Efforts to defund Planned Parenthood have mostly resulted in a string of failures. Despite evidence of questionable activity and morally compromised leadership at the national and regional level, Planned Parenthood still received more than $550 million in federal funds last year.

It looks like that might be about change.

Last week, the Department of Health and Human Services (HHS) announced changes to Title X, a government funded grant program that helps about four million low-income people receive family planning services. In 2017, the budget for the program was around $286.5 million, of which Planned Parenthood usually receives around $60 million.

Although Title X is a little more than 10% of all the money the abortion business receives from the federal government, the loss of those funds would still be significant. Here are the three top regulations instituted by HHS that will restrict Title X funds to Planned Parenthood and other abortion clinics:

  • Physical Separation: In these new regulations, abortion clinics must now perform abortions at a physically separate location from where Title X services are offered, to continue receiving the federal grant. This separation even extends to different waiting rooms.
  • Financial Separation: Many in the pro-life community are deeply concerned that the money designated for family planning services somehow supports or promotes abortion services by freeing up clinic funds for those procedures. The new financial separation regulations would force places like Planned Parenthood into greater accountability and transparency through closer oversight of their finances, something Planned Parenthood will not like.
  • No Abortion Referrals: The last of the three big changes is that any organization receiving Title X funding is strictly prohibited from referring abortions.
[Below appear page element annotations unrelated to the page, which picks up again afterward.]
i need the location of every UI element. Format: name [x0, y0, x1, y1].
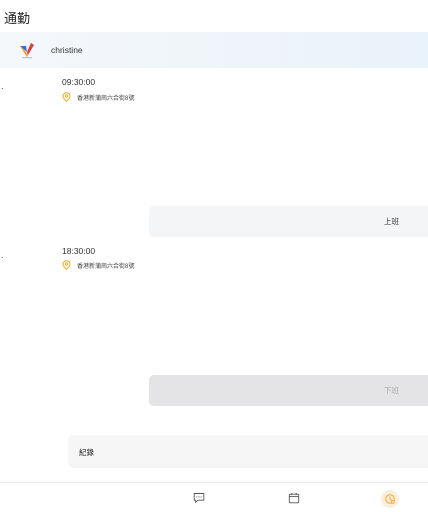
- user-name: christine: [51, 45, 83, 55]
- clock-in-time: 09:30:00: [62, 77, 96, 87]
- location-pin-icon: [62, 92, 71, 102]
- clock-out-button-label: 下班: [384, 386, 399, 395]
- clock-in-button-label: 上班: [384, 217, 399, 226]
- user-bar: christine: [0, 32, 428, 68]
- clock-out-marker: .: [1, 250, 4, 260]
- clock-out-button[interactable]: 下班: [149, 375, 428, 406]
- clock-in-location-text: 香港新蒲崗六合街8號: [77, 96, 135, 102]
- bottom-nav: [0, 482, 428, 512]
- clock-in-button[interactable]: 上班: [149, 206, 428, 237]
- records-label: 紀錄: [79, 448, 94, 457]
- checkin-nav-button[interactable]: [381, 490, 399, 508]
- calendar-icon[interactable]: [288, 492, 300, 504]
- records-button[interactable]: 紀錄: [68, 435, 428, 468]
- commute-page: 通勤 christine . 09:30:00 香港新蒲崗六合街8號 上班 . …: [0, 0, 428, 512]
- message-icon[interactable]: [193, 492, 205, 504]
- page-title: 通勤: [4, 11, 31, 26]
- checkin-icon: [385, 494, 395, 504]
- clock-in-marker: .: [1, 81, 4, 91]
- location-pin-icon: [62, 260, 71, 270]
- company-logo-icon: [20, 43, 34, 59]
- clock-out-time: 18:30:00: [62, 246, 96, 256]
- clock-out-location-text: 香港新蒲崗六合街8號: [77, 264, 135, 270]
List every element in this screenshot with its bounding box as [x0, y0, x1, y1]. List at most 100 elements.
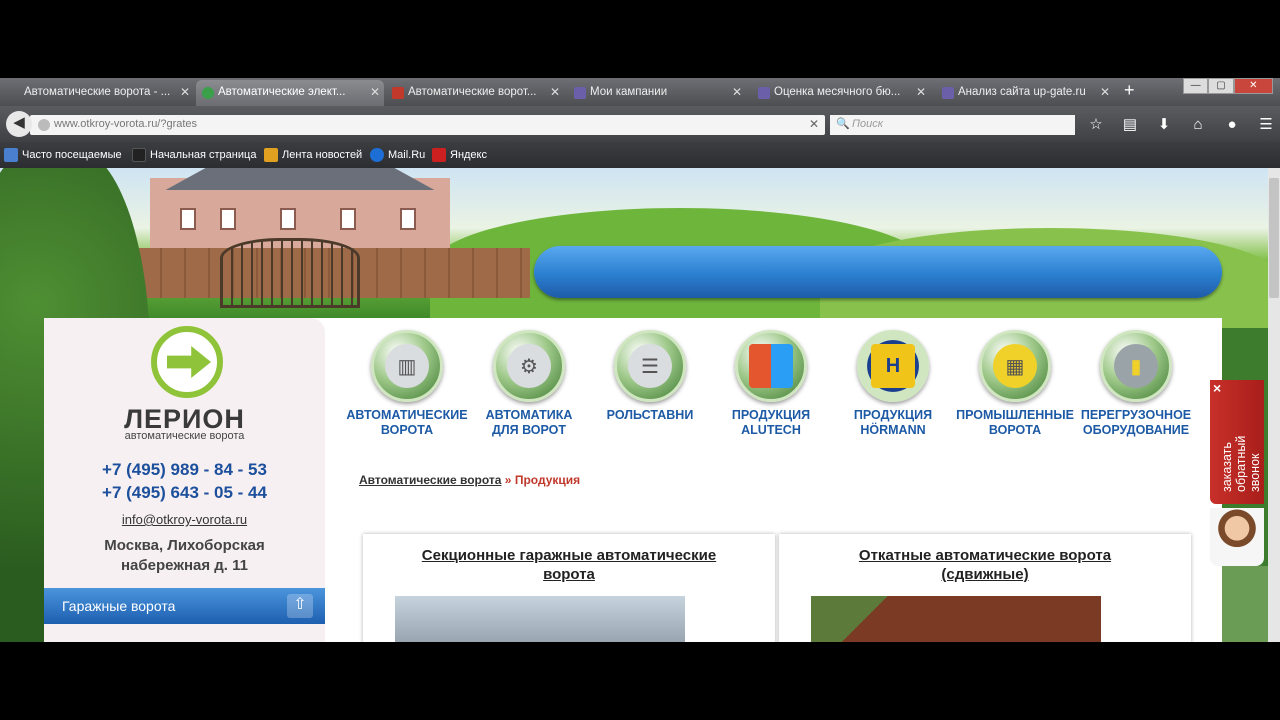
menu-icon[interactable]: ☰ — [1255, 114, 1277, 136]
tab-close-icon[interactable]: ✕ — [180, 85, 190, 99]
category-hormann[interactable]: H Продукция Hörmann — [830, 330, 956, 438]
category-industrial-gates[interactable]: ▦ Промышленные ворота — [952, 330, 1078, 438]
alutech-icon — [735, 330, 807, 402]
email-link[interactable]: info@otkroy-vorota.ru — [44, 512, 325, 527]
bookmark-label: Mail.Ru — [388, 149, 426, 161]
callback-label-line: звонок — [1248, 453, 1262, 492]
bookmark-folder-icon — [4, 148, 18, 162]
reading-list-icon[interactable]: ▤ — [1119, 114, 1141, 136]
category-alutech[interactable]: Продукция Alutech — [708, 330, 834, 438]
hormann-icon: H — [857, 330, 929, 402]
url-text: www.otkroy-vorota.ru/?grates — [54, 118, 198, 130]
window-controls: — ▢ ✕ — [1183, 78, 1273, 94]
bookmark-label: Часто посещаемые — [22, 149, 122, 161]
category-loading-equipment[interactable]: ▮ Перегрузочное оборудование — [1073, 330, 1199, 438]
callback-label: заказать обратный звонок — [1220, 382, 1262, 492]
minimize-icon[interactable]: — — [1183, 78, 1209, 94]
product-title-line: ворота — [543, 566, 595, 583]
category-label: ворота — [988, 423, 1042, 437]
bookmarks-bar: Часто посещаемые Начальная страница Лент… — [0, 142, 1280, 168]
sidebar-item-label: Гаражные ворота — [62, 598, 176, 614]
category-label: Промышленные — [956, 408, 1074, 422]
maximize-icon[interactable]: ▢ — [1208, 78, 1234, 94]
product-title-link[interactable]: Секционные гаражные автоматические ворот… — [363, 546, 775, 584]
phone-number: +7 (495) 989 - 84 - 53 — [102, 460, 267, 479]
product-image[interactable] — [811, 596, 1101, 642]
category-gate-automation[interactable]: ⚙ Автоматика для ворот — [466, 330, 592, 438]
breadcrumb-home-link[interactable]: Автоматические ворота — [359, 473, 501, 487]
decorative-foliage — [1222, 566, 1268, 642]
window-close-icon[interactable]: ✕ — [1233, 78, 1273, 94]
bookmark-page-icon — [132, 148, 146, 162]
product-card-sliding[interactable]: Откатные автоматические ворота (сдвижные… — [779, 534, 1191, 642]
tab-1[interactable]: Автоматические ворота - ... ✕ — [2, 80, 194, 106]
product-title-line: Секционные гаражные автоматические — [421, 547, 717, 564]
bookmark-item[interactable]: Начальная страница — [132, 148, 256, 162]
tab-close-icon[interactable]: ✕ — [732, 85, 742, 99]
tab-title: Автоматические элект... — [218, 86, 346, 98]
product-card-sectional[interactable]: Секционные гаражные автоматические ворот… — [363, 534, 775, 642]
phone-number: +7 (495) 643 - 05 - 44 — [102, 483, 267, 502]
tab-title: Оценка месячного бю... — [774, 86, 901, 98]
tab-close-icon[interactable]: ✕ — [550, 85, 560, 99]
site-identity-icon[interactable] — [38, 119, 50, 131]
address-line: набережная д. 11 — [121, 557, 248, 574]
tab-close-icon[interactable]: ✕ — [370, 85, 380, 99]
callback-widget[interactable]: × заказать обратный звонок — [1210, 380, 1264, 504]
bookmark-star-icon[interactable]: ☆ — [1085, 114, 1107, 136]
shutter-icon: ☰ — [614, 330, 686, 402]
letterbox-top — [0, 0, 1280, 78]
category-label: Hörmann — [860, 423, 926, 437]
scroll-up-icon[interactable]: ⇧ — [287, 594, 313, 618]
new-tab-button[interactable]: + — [1124, 80, 1135, 101]
bookmark-item[interactable]: Mail.Ru — [370, 148, 426, 162]
mailru-icon — [370, 148, 384, 162]
tab-5[interactable]: Оценка месячного бю... ✕ — [752, 80, 930, 106]
header-blue-bar — [534, 246, 1222, 298]
operator-avatar[interactable] — [1210, 508, 1264, 566]
tab-close-icon[interactable]: ✕ — [916, 85, 926, 99]
loading-dock-icon: ▮ — [1100, 330, 1172, 402]
page-scrollbar[interactable] — [1268, 168, 1280, 642]
tab-3[interactable]: Автоматические ворот... ✕ — [386, 80, 564, 106]
tab-close-icon[interactable]: ✕ — [1100, 85, 1110, 99]
category-roller-shutters[interactable]: ☰ Рольставни — [587, 330, 713, 423]
breadcrumb-current: Продукция — [514, 473, 581, 487]
bookmark-item[interactable]: Часто посещаемые — [4, 148, 122, 162]
product-title-link[interactable]: Откатные автоматические ворота (сдвижные… — [779, 546, 1191, 584]
bookmark-item[interactable]: Яндекс — [432, 148, 487, 162]
tab-title: Анализ сайта up-gate.ru — [958, 86, 1086, 98]
tab-6[interactable]: Анализ сайта up-gate.ru ✕ — [936, 80, 1114, 106]
rss-icon — [264, 148, 278, 162]
tab-bar: Автоматические ворота - ... ✕ Автоматиче… — [0, 78, 1280, 106]
yandex-icon — [432, 148, 446, 162]
chat-icon[interactable]: ● — [1221, 114, 1243, 136]
search-field[interactable]: 🔍 Поиск — [830, 115, 1075, 135]
product-title-line: (сдвижные) — [941, 566, 1029, 583]
bookmark-label: Яндекс — [450, 149, 487, 161]
tab-2[interactable]: Автоматические элект... ✕ — [196, 80, 384, 106]
category-automatic-gates[interactable]: ▥ Автоматические ворота — [344, 330, 470, 438]
category-label: Рольставни — [606, 408, 694, 422]
gears-icon: ⚙ — [493, 330, 565, 402]
gate-icon: ▥ — [371, 330, 443, 402]
tab-title: Автоматические ворот... — [408, 86, 537, 98]
address-bar[interactable]: www.otkroy-vorota.ru/?grates ✕ — [30, 115, 825, 135]
industrial-gate-icon: ▦ — [979, 330, 1051, 402]
sidebar-item-garage-gates[interactable]: Гаражные ворота ⇧ — [44, 588, 325, 624]
logo-arrow-icon[interactable] — [151, 326, 223, 398]
tab-title: Автоматические ворота - ... — [24, 86, 171, 98]
logo-tagline: автоматические ворота — [124, 430, 245, 442]
scrollbar-thumb[interactable] — [1269, 178, 1279, 298]
back-button[interactable]: ◀ — [6, 111, 32, 137]
tab-4[interactable]: Мои кампании ✕ — [568, 80, 746, 106]
banner-gate-image — [220, 238, 360, 308]
home-icon[interactable]: ⌂ — [1187, 114, 1209, 136]
product-image[interactable] — [395, 596, 685, 642]
bookmark-item[interactable]: Лента новостей — [264, 148, 362, 162]
download-icon[interactable]: ⬇ — [1153, 114, 1175, 136]
url-clear-icon[interactable]: ✕ — [809, 117, 819, 131]
tab-title: Мои кампании — [590, 86, 668, 98]
category-label: оборудование — [1082, 423, 1190, 437]
callback-label-line: заказать — [1220, 442, 1234, 492]
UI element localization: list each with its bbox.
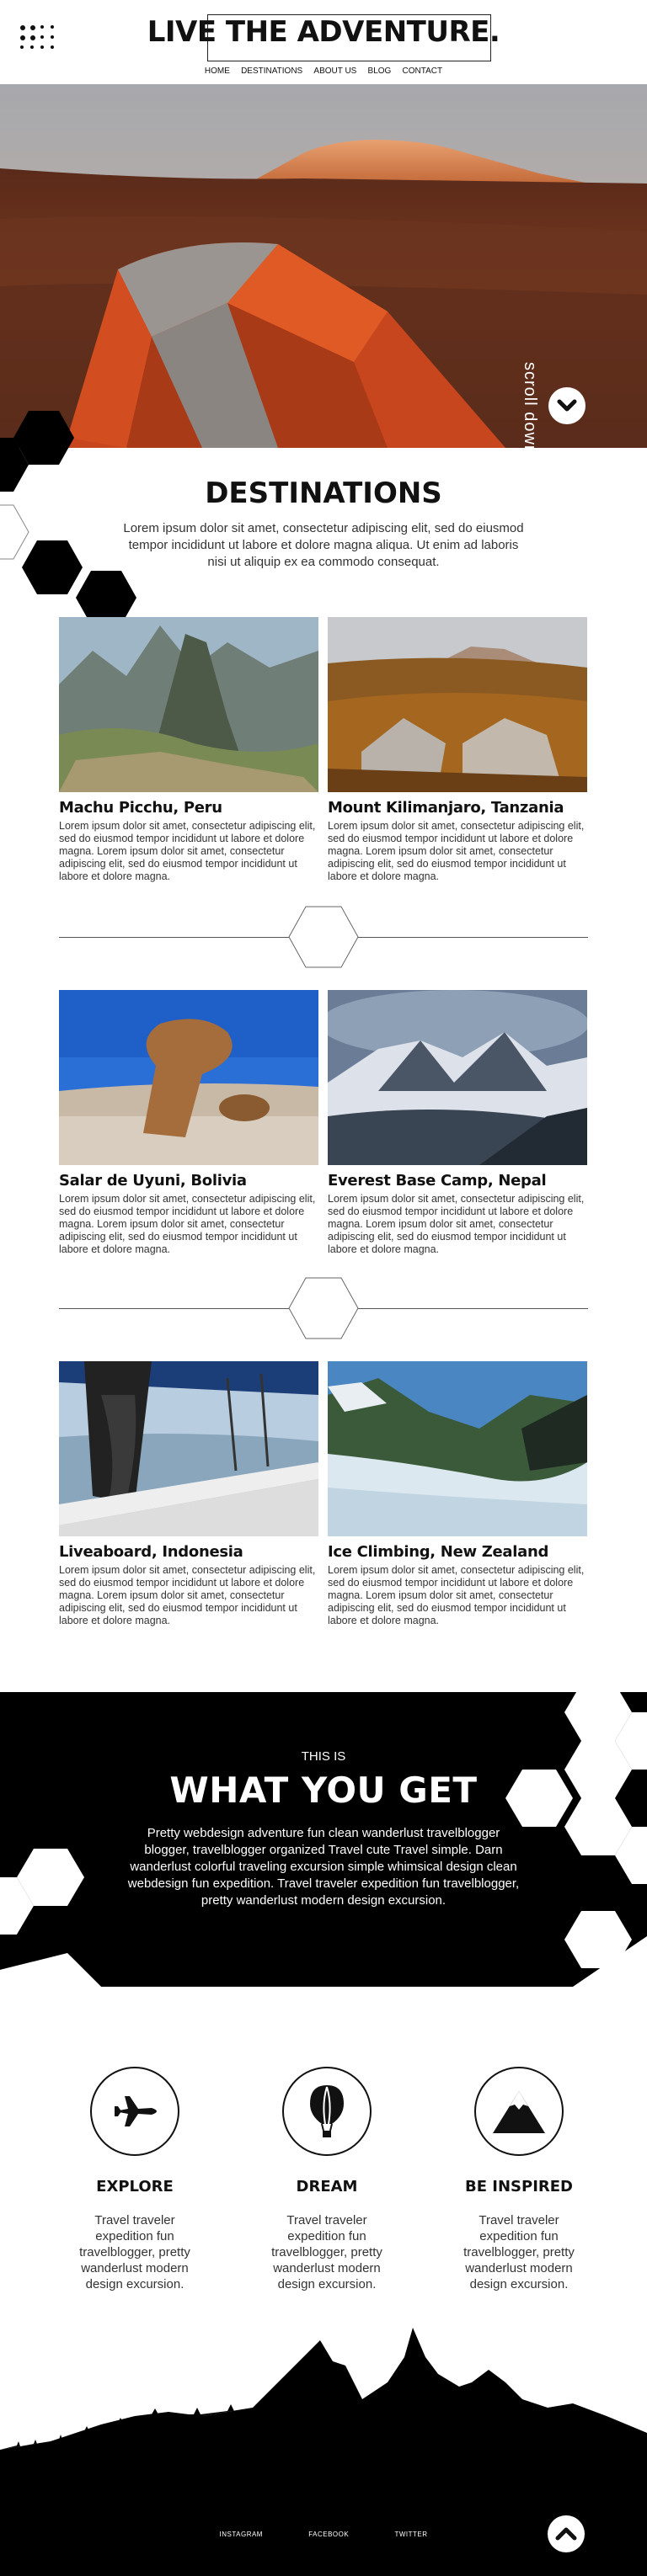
feature-title: EXPLORE (96, 2178, 174, 2195)
mountain-icon[interactable] (474, 2067, 564, 2156)
feature-explore: EXPLORE Travel traveler expedition fun t… (51, 2067, 219, 2292)
nav-blog[interactable]: BLOG (368, 67, 392, 76)
nav-contact[interactable]: CONTACT (403, 67, 443, 76)
divider-hexagon (288, 906, 359, 968)
footer-twitter-link[interactable]: TWITTER (394, 2531, 427, 2538)
feature-title: DREAM (296, 2178, 358, 2195)
feature-text: Travel traveler expedition fun travelblo… (271, 2213, 382, 2291)
card-text: Lorem ipsum dolor sit amet, consectetur … (328, 1193, 585, 1255)
salar-de-uyuni-image (59, 990, 318, 1165)
liveaboard-image (59, 1361, 318, 1536)
destination-card[interactable]: Ice Climbing, New Zealand Lorem ipsum do… (328, 1361, 587, 1627)
destination-card[interactable]: Machu Picchu, Peru Lorem ipsum dolor sit… (59, 617, 318, 883)
chevron-up-icon (555, 2527, 577, 2541)
what-you-get-text: Pretty webdesign adventure fun clean wan… (127, 1826, 520, 1908)
feature-title: BE INSPIRED (465, 2178, 573, 2195)
scroll-down-label: scroll down (521, 362, 539, 448)
site-title[interactable]: LIVE THE ADVENTURE. (0, 15, 647, 49)
destinations-title: DESTINATIONS (205, 476, 442, 510)
card-text: Lorem ipsum dolor sit amet, consectetur … (328, 1564, 585, 1626)
scroll-down-button[interactable] (548, 387, 586, 424)
nav-about-us[interactable]: ABOUT US (313, 67, 356, 76)
feature-text: Travel traveler expedition fun travelblo… (463, 2213, 575, 2291)
back-to-top-button[interactable] (548, 2515, 585, 2552)
destination-card[interactable]: Liveaboard, Indonesia Lorem ipsum dolor … (59, 1361, 318, 1627)
feature-text: Travel traveler expedition fun travelblo… (79, 2213, 190, 2291)
what-you-get-eyebrow: THIS IS (301, 1749, 346, 1764)
card-text: Lorem ipsum dolor sit amet, consectetur … (59, 1193, 316, 1255)
destination-card[interactable]: Everest Base Camp, Nepal Lorem ipsum dol… (328, 990, 587, 1256)
destination-card[interactable]: Mount Kilimanjaro, Tanzania Lorem ipsum … (328, 617, 587, 883)
hot-air-balloon-icon[interactable] (282, 2067, 372, 2156)
card-text: Lorem ipsum dolor sit amet, consectetur … (328, 820, 585, 882)
feature-dream: DREAM Travel traveler expedition fun tra… (243, 2067, 411, 2292)
kilimanjaro-image (328, 617, 587, 792)
everest-image (328, 990, 587, 1165)
card-title[interactable]: Liveaboard, Indonesia (59, 1543, 318, 1561)
divider-hexagon (288, 1277, 359, 1339)
nav-home[interactable]: HOME (205, 67, 230, 76)
card-title[interactable]: Ice Climbing, New Zealand (328, 1543, 587, 1561)
card-title[interactable]: Salar de Uyuni, Bolivia (59, 1172, 318, 1190)
nav-destinations[interactable]: DESTINATIONS (241, 67, 302, 76)
ice-climbing-image (328, 1361, 587, 1536)
machu-picchu-image (59, 617, 318, 792)
feature-be-inspired: BE INSPIRED Travel traveler expedition f… (435, 2067, 603, 2292)
footer-facebook-link[interactable]: FACEBOOK (308, 2531, 349, 2538)
site-header: LIVE THE ADVENTURE. HOME DESTINATIONS AB… (0, 0, 647, 84)
card-text: Lorem ipsum dolor sit amet, consectetur … (59, 820, 316, 882)
chevron-down-icon (557, 399, 577, 412)
card-text: Lorem ipsum dolor sit amet, consectetur … (59, 1564, 316, 1626)
what-you-get-title: WHAT YOU GET (169, 1770, 478, 1811)
main-nav: HOME DESTINATIONS ABOUT US BLOG CONTACT (0, 67, 647, 76)
destinations-intro: Lorem ipsum dolor sit amet, consectetur … (123, 521, 524, 569)
card-title[interactable]: Machu Picchu, Peru (59, 799, 318, 817)
destination-card[interactable]: Salar de Uyuni, Bolivia Lorem ipsum dolo… (59, 990, 318, 1256)
airplane-icon[interactable] (90, 2067, 179, 2156)
footer-instagram-link[interactable]: INSTAGRAM (220, 2531, 263, 2538)
card-title[interactable]: Everest Base Camp, Nepal (328, 1172, 587, 1190)
card-title[interactable]: Mount Kilimanjaro, Tanzania (328, 799, 587, 817)
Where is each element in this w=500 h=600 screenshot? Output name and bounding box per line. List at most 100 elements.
Patients may request information on abortion and that information must be given, but pro-life doctors and medical professionals will no longer be forced to give patients a list of doctors willing to perform abortions. (This new rule is in keeping with the Supreme Court decision in NIFLA v. Becerra, where California was found to have violated the rights of pro-life pregnancy centers by compelling them to provide such information.)

These are common sense rules and regulations, but abortion activists don’t see it that way. Instead, they argue that this institutes a gag rule that is “an attack on poor women and people of color who often have no other avenues to care.” That was the argument that Dr. Leana Wen, president of Planned Parenthood, made on her Twitter account.

Her statement isn’t true.

Women and families will continue to have access to family planning services—these new regulations will just force abortion clinics to act with more transparency and integrity. That’s something that an organization like Planned Parenthood, which thrives on deceit and a false narrative, will hate. This will also help protect pro-life pregnancy resource centers, who want to help women who are dealing with an unplanned pregnancy, without being forced to provide abortion referrals that run contrary to their mission.

This regulation will not completely defund Planned Parenthood, but the abortion business will likely lose access to tens of millions of dollars. Abortion advocates are already preparing for a legal challenge and this could drag out for years. Unfortunately, abortion and $500 million in federal Medicaid funds will remain available for the foreseeable future. This is hopefully the first positive step in a long fight.

Despite the hysterical reaction from abortion advocates, women interested in having an abortion will be able to find one. That won’t change in the near future. The only thing that will change is the ability of abortion clinics to possibly use federal funds to illegally supplement abortion services.